Assessing distribution of Didemnum vexillum in Scotland using environmental DNA

Introduction

Non-indigenous species (NIS) represent one of the main threats to marine biodiversity and the maritime economy (Invasive Alien Species (cbd.int); Williams et al., 2010; Tillin et al., 2020). In the North-East Atlantic region, the strategic monitoring of marine NIS is carried out by individual countries to fulfil obligations under the international agreements such as The Convention for the Protection of the Marine Environment of the North-East Atlantic (OSPAR Convention) and the number of new marine NIS introductions is used as a common indicator (Non-Indigenous Species Thematic Assessment (ospar.org)). In United Kingdom, NIS monitoring is limited to data sets originating from existing monitoring schemes that focus on the assessment of the biological and chemical status of the UK coastal waters (Stebbing et al., 2014, 2016), a range of voluntary recording schemes (such as Seasearch), and short term research projects run by academic research groups, governmental and non-governmental organizations. This approach leads to data sets which are liable to under- or over-represent certain marine NIS introductory pathways and species and are therefore not adequate to accurately describe the environmental status of the seas. In Scotland, gaps in marine NIS monitoring gaps have been outlined in the most recent Scotland’s Marine Assessment (Moffat et al., 2020).

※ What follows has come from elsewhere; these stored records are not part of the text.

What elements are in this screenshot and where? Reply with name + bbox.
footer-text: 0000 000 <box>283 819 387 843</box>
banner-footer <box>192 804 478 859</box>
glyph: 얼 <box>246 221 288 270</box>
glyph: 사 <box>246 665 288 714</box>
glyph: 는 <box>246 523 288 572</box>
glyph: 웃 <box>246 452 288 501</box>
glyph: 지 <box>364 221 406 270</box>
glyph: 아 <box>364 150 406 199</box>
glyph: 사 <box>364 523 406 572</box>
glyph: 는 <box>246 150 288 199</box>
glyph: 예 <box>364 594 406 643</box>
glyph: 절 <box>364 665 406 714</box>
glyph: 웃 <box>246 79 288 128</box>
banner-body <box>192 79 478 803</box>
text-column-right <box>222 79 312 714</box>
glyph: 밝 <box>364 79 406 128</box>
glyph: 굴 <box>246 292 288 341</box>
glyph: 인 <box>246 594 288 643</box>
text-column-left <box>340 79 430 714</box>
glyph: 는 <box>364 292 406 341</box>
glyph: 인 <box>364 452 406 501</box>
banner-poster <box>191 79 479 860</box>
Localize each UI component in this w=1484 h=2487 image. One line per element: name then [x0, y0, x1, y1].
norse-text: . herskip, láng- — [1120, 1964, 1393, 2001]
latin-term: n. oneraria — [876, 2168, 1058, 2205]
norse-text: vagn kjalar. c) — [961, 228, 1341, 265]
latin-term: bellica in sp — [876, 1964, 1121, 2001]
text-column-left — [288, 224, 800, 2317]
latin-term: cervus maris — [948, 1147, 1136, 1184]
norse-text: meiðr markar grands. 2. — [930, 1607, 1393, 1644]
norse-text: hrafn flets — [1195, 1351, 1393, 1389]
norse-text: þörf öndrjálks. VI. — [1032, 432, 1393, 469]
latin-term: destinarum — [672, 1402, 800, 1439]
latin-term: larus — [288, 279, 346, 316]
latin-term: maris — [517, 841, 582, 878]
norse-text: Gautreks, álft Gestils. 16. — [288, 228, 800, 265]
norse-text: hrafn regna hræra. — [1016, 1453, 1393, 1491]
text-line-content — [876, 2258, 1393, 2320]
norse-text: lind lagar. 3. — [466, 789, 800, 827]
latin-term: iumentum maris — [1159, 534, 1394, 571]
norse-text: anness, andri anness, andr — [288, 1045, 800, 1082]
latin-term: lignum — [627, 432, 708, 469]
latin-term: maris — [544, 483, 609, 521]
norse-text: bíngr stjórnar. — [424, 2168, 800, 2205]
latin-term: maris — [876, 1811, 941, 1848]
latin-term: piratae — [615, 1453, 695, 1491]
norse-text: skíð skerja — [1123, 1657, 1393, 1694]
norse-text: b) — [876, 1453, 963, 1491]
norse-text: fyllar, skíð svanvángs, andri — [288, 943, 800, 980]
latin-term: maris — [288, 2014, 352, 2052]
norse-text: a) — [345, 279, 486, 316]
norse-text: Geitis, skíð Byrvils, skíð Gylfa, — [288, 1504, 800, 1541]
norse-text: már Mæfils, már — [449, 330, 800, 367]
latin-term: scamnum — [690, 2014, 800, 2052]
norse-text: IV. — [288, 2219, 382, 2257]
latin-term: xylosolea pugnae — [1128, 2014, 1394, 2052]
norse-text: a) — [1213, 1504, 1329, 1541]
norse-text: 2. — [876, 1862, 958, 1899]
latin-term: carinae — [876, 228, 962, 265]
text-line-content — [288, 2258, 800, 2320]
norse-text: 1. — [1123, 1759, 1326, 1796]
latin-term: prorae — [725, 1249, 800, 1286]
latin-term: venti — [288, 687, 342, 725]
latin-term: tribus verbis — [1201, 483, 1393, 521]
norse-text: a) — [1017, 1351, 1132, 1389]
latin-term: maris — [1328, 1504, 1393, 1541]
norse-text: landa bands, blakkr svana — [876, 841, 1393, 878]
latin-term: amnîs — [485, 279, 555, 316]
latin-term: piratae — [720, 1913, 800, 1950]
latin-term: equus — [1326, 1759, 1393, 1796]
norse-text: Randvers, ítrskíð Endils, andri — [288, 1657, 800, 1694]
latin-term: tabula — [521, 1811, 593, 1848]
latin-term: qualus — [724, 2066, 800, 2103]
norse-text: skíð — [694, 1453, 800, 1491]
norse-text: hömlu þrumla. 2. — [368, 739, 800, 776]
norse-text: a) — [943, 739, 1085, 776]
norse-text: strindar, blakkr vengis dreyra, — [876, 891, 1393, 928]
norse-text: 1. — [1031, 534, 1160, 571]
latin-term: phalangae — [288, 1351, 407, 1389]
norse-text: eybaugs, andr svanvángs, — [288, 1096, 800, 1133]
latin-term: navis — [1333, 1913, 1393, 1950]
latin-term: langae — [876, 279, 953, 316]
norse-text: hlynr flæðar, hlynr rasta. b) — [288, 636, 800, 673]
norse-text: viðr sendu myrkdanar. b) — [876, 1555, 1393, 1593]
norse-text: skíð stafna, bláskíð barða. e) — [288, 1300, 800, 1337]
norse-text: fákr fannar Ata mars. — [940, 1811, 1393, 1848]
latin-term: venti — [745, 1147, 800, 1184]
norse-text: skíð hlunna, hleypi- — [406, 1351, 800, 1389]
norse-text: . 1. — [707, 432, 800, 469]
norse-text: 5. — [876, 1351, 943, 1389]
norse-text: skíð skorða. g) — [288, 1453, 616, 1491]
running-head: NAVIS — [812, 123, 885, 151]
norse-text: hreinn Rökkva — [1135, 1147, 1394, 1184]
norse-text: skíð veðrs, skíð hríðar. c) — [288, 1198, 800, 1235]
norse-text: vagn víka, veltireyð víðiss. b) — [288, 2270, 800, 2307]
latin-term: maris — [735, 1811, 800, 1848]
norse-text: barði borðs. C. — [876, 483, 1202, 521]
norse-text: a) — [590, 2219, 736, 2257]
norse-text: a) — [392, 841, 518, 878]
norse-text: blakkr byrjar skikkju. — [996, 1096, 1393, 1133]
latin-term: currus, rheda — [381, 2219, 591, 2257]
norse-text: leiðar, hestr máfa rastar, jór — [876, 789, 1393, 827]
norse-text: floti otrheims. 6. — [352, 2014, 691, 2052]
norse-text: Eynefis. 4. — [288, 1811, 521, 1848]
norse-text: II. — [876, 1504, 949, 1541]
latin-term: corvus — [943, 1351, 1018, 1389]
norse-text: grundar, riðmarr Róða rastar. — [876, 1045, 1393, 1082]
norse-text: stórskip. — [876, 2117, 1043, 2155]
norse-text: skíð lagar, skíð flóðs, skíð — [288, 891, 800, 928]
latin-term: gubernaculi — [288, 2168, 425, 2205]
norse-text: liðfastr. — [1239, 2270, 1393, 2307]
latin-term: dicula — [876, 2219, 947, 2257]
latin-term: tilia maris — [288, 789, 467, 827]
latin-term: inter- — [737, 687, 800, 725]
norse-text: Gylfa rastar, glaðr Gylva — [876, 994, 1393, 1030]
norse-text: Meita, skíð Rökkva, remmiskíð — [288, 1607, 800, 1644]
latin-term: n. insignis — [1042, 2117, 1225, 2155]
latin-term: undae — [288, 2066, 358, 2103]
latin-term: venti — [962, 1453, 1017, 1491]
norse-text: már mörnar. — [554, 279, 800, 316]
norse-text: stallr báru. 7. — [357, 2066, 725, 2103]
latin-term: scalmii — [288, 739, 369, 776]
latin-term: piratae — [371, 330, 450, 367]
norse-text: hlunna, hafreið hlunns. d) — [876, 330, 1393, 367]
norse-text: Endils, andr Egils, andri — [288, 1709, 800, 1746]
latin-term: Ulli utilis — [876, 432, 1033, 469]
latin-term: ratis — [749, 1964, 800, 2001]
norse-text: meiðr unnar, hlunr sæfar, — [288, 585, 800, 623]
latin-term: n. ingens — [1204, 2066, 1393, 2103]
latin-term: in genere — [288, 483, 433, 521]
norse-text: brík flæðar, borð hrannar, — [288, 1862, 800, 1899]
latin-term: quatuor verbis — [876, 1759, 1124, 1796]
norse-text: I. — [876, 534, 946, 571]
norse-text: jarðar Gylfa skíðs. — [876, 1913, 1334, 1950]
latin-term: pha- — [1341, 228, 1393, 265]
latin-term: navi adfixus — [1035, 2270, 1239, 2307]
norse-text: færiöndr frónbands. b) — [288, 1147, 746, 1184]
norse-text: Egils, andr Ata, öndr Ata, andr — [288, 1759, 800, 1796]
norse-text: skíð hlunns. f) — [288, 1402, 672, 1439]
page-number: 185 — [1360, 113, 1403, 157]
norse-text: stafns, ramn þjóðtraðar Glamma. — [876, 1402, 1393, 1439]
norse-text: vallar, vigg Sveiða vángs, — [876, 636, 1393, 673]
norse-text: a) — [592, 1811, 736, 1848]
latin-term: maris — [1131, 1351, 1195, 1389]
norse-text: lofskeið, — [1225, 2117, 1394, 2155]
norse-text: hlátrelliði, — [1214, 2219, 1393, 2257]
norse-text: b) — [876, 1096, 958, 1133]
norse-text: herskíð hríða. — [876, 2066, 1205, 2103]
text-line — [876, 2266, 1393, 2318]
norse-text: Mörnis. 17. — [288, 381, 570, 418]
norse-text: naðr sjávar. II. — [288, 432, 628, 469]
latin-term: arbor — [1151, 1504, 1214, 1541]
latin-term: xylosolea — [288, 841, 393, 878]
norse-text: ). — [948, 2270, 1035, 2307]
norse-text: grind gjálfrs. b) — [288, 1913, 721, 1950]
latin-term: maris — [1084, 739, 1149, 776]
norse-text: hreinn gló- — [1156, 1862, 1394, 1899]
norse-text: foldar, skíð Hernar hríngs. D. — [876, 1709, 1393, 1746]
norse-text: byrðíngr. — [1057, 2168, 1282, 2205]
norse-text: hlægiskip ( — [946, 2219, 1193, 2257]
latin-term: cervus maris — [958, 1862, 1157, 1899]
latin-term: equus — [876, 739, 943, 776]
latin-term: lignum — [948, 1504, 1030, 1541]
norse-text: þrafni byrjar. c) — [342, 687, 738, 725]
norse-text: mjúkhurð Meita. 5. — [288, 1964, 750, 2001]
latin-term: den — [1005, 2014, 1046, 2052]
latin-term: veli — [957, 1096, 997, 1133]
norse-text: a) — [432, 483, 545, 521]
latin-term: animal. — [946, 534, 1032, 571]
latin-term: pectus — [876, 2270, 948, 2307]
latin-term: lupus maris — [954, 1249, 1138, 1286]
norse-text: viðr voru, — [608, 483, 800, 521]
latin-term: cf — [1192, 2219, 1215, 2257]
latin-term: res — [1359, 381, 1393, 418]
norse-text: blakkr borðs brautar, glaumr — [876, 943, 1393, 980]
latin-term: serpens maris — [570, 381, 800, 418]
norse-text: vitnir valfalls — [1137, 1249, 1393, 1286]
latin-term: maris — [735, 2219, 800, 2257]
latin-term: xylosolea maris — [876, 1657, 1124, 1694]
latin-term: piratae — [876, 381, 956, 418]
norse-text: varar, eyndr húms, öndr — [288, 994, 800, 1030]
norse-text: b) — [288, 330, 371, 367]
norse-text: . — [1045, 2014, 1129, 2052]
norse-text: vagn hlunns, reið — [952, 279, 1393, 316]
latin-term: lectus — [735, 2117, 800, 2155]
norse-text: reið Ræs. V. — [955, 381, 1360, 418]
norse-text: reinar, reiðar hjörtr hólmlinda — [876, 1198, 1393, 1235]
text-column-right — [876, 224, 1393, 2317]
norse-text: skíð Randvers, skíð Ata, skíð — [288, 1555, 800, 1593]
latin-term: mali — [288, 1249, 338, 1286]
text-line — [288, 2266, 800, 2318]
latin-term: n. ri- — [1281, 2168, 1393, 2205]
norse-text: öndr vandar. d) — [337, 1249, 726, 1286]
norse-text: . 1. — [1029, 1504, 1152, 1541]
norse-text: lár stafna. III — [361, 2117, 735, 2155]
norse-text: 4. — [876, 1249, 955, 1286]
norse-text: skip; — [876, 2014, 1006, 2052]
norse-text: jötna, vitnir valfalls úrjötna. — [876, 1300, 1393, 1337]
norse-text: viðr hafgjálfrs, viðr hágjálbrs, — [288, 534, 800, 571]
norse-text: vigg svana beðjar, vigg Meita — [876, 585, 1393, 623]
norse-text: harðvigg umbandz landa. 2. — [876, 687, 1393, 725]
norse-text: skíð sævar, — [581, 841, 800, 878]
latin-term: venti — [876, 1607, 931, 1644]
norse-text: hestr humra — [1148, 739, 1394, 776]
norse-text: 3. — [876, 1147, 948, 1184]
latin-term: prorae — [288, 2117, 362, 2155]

To address the gap, a workshop was organized to bring together the main governmental and non-governmental organizations that deliver marine NIS monitoring in the United Kingdom. The aim of the workshop was to assess each organization’s capabilities to deliver NIS monitoring (Wood et al., 2020). The findings revealed that much of the INNS surveillance data in United Kingdom is derived from limited number of rapid assessment surveys (RAS) of NIS hotspots, such as recreational marinas, and consist of detailed visual inspections of man-made structures such as pontoons, ropes, fenders and similar (for example, Nall et al., 2015; Hurst, 2016). RASs continue to be invaluable for long term monitoring of NIS (Kakkonnen et al., 2019), however they are difficult to scale up spatially, or maintain over a prolonged period, and rely on the expertise of trained personnel to identify NIS using morphological features. To overcome the constraints associated with RASs, the workshop attendees discussed options for incorporation of DNA-based tools to NIS monitoring (Wood et al., 2020). Due to the ability to scale up sampling over large geographic regions, the use of environmental DNA (eDNA) has been considered by numerous countries to augment traditional NIS surveys as part of a risk-based targeted monitoring of NIS hotspots (for example Puntila et al., 2013; Andersen et al., 2014; Abbott et al., 2021). The detection of marine NIS eDNA in water samples, sediment, or hard surface scrapings has proved to be a rapid and powerful monitoring approach (for example, Holman et al., 2019; Rey et al., 2019; Wood et al. 2019; LeBlanc et al., 2020). However, well-designed pilot studies are still needed to fully understand both the feasibility of rolling out such surveys across larger geographical scales and to identify any potential constrains when using the outcome of eDNA-based monitoring in the context of government and regulatory decision making.

Didemnum vexillum is an invasive colonial tunicate and a high risk marine species which could have a “disastrous effect on biodiversity” when introduced and established outside its native range (GBNNSS, 2011). The first observation of this species in Scotland is thought to date back to 2009, when colonies were found during a routine survey of the yacht marina in Largs, Firth of Clyde. In 2010, twelve additional locations, within close proximity to the Largs site, comprising of ten other marinas and two harbours across the west coast of Scotland, were surveyed. These surveys indicated only a local spread of D. vexillum with no evidence of colonies elsewhere on the west coast (Beveridge et al., 2011). More recently, D. vexillum was reported at two Pacific oyster farms, one situated in Loch Creran (north of Oban, in 2016) (Cottier-Cook et al., 2019) and the second in Fairlie (Firth of Clyde, in 2017) and further incidences were also reported in Portavadie Marina in Loch Fyne (in 2017) (Matejusova et al., 2021).

The scale of potential ecological and economic impacts of D. vexillum when successfully established, coupled with difficulties associated with morphological identification, means that it is the ideal subject for a pilot eDNA-based survey to ground-truth this approach. There are numerous quantitative real-time PCR (qPCR) assays available designed to target and amplify D. vexillum eDNA from environmental samples, and published data suggest that these assays exhibit high sensitivities and concordance with physical observation of D. vexillum colonies (Simpson et al., 2017; LeBlanc et al., 2020; Gargan et al., 2021). The present study uses the D. vexillum qPCR assay described in Matejusova et al. (2021), validated for use in the Northern Hemisphere, and reports outcomes of eDNA-based surveys of NIS hotspots such as ports, harbours, ferry terminals, recreational marinas, aquaculture sites, private pontoons and jetties in the Firth of Clyde and Loch Creran and wider Lynn of Lorn areas.